Carro que dirige sozinho na estrada.Carro que dirige sozinho na estrada. Crédito da imagem: Alexander Koerner / Getty Images.

Carros autônomos estão caindo no pique, e há muita empolgação e medo entre o público em geral sobre isso. Os especialistas dizem que você deveria vê-los na estrada aqui e ali em 2020. Eles serão a maioria dos veículos lá fora em 2040. Considere que 90% de todas as fatalidades no trânsito são devidas a erro humano, de acordo com a US National Highway Traffic Safety Administration. Mas os veículos autônomos não deixam de gerar polêmica.
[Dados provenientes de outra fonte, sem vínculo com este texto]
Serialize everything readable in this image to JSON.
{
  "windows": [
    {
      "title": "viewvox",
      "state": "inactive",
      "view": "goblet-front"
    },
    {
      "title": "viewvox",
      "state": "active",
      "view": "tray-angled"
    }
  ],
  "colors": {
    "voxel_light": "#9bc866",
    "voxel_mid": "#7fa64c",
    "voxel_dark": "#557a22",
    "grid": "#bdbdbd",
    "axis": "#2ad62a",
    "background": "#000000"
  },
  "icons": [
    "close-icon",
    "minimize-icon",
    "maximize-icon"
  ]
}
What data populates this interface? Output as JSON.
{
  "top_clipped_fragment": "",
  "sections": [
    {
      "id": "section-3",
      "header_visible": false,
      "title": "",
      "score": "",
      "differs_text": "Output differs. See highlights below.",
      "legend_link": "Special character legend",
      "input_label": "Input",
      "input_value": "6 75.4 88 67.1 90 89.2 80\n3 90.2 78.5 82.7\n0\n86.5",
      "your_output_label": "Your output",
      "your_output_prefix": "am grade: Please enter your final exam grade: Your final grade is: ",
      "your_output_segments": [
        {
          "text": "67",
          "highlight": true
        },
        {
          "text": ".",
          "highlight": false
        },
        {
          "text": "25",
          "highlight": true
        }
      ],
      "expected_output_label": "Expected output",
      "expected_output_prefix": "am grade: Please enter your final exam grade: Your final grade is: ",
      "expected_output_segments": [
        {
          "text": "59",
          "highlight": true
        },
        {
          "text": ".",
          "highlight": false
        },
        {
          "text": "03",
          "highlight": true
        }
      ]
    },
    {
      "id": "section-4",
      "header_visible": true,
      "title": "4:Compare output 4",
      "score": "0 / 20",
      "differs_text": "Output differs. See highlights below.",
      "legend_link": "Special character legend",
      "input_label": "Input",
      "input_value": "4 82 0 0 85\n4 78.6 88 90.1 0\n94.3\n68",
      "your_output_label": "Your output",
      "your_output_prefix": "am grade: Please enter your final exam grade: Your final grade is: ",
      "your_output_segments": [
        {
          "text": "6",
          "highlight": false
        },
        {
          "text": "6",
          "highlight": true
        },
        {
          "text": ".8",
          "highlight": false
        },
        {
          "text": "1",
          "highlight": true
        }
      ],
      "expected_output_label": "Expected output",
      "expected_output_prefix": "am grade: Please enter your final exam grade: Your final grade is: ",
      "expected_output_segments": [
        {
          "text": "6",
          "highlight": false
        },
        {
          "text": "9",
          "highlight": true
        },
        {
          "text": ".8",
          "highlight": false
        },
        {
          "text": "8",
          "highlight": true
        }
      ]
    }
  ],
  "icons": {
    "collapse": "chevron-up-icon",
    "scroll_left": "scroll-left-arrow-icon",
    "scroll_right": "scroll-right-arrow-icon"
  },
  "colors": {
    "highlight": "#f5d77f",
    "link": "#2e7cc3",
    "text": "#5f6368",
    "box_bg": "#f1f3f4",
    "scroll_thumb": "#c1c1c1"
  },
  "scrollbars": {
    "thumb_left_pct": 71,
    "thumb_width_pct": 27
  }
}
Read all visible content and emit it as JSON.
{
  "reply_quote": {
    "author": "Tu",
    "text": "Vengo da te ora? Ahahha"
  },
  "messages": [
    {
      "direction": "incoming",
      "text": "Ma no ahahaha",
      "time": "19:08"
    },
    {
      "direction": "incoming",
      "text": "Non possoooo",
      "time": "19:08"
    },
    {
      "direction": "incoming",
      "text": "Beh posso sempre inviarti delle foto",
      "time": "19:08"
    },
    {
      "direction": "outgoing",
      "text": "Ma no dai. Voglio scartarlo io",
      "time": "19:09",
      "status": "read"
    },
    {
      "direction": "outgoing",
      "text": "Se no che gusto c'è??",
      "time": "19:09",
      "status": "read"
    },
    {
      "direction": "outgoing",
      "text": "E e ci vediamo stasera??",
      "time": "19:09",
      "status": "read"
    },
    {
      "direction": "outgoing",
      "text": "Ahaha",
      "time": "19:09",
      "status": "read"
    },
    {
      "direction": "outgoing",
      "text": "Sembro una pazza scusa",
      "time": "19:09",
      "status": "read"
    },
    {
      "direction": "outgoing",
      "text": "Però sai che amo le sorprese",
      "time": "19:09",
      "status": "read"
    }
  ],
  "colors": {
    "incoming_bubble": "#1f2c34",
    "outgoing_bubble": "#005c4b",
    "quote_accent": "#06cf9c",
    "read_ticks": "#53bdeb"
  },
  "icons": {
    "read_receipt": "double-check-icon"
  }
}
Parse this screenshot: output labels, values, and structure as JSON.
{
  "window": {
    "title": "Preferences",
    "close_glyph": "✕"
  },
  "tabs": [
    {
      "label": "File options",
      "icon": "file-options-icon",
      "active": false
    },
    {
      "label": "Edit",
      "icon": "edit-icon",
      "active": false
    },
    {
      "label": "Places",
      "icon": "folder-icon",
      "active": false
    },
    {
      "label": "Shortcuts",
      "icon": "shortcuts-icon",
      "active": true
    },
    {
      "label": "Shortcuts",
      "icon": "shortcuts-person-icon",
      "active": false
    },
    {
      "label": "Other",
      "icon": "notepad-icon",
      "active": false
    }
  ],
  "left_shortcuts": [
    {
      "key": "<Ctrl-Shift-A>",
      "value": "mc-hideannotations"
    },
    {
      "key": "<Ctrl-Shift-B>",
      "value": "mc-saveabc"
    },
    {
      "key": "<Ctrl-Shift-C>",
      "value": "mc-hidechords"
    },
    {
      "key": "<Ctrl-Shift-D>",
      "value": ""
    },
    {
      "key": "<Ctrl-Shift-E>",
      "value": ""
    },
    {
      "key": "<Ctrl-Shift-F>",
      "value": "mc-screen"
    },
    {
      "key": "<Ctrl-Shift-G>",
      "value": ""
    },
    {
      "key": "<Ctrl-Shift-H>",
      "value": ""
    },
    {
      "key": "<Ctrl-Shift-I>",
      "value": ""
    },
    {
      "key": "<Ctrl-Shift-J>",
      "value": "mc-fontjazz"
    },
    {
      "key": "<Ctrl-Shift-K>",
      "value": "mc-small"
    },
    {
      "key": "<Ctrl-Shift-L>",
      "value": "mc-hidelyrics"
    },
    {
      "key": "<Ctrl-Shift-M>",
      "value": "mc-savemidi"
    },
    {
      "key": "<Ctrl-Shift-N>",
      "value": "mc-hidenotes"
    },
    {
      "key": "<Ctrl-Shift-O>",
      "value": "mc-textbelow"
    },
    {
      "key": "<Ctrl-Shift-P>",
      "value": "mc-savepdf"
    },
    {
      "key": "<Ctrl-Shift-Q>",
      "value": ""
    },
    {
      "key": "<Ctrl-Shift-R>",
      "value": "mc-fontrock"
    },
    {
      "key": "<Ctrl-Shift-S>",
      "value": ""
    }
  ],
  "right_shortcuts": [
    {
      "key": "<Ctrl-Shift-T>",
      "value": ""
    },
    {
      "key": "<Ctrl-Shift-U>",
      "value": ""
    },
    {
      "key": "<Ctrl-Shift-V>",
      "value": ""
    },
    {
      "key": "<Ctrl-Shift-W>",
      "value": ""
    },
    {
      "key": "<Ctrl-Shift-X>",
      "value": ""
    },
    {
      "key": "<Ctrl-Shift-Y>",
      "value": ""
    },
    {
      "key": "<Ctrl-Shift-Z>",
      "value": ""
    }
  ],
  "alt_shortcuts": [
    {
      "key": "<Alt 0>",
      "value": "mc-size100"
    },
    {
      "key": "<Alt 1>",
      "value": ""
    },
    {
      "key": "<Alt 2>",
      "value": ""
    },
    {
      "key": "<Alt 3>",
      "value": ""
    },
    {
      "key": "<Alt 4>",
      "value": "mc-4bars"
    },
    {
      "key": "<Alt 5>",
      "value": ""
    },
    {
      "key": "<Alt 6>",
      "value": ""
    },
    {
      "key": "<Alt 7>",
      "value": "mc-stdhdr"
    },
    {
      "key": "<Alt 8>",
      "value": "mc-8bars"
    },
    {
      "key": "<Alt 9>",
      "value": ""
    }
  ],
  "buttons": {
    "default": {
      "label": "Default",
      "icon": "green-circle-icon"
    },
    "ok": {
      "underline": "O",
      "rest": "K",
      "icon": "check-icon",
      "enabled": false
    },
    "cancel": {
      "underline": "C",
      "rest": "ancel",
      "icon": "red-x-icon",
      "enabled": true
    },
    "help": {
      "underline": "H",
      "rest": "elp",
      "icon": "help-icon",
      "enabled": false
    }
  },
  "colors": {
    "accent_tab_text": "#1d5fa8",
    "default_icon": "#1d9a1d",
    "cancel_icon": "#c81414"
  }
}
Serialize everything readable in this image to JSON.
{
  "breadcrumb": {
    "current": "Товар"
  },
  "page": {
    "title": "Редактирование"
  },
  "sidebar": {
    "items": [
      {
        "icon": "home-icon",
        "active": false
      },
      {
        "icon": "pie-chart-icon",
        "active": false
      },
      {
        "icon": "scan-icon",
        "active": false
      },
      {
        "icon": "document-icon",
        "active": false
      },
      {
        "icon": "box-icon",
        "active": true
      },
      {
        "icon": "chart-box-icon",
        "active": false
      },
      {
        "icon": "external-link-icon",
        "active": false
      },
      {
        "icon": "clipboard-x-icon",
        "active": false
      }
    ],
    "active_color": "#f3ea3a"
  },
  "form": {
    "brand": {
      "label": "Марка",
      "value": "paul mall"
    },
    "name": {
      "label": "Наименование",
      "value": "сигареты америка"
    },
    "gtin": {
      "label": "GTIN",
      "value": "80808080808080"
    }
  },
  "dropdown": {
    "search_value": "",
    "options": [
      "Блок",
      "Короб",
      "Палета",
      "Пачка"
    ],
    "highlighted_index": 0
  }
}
Em março deste ano, uma mulher no Arizona foi golpeado e morto por um dos carros autônomos do Uber, enquanto ela estava atravessando a rua. A maioria dos especialistas afirma que este incidente é uma anomalia. Nidhi Kalra - um roboticista da Rand Corporation disse Com fio que o desenvolvimento desta tecnologia está avançando incrivelmente rápido, principalmente o componente de software. “Com as atualizações de software”, disse ele, “há um novo veículo a cada semana”.



Isso levanta uma questão interessante: como navegam os carros autônomos? Uma coisa importante a notar é que existem muitas, muitas empresas entrando no mercado. Apple, Google, Tesla, Uber, Ford, GM e muito mais. Cada um deles tem seus próprios sistemas, embora a maioria funcione mais ou menos da mesma forma.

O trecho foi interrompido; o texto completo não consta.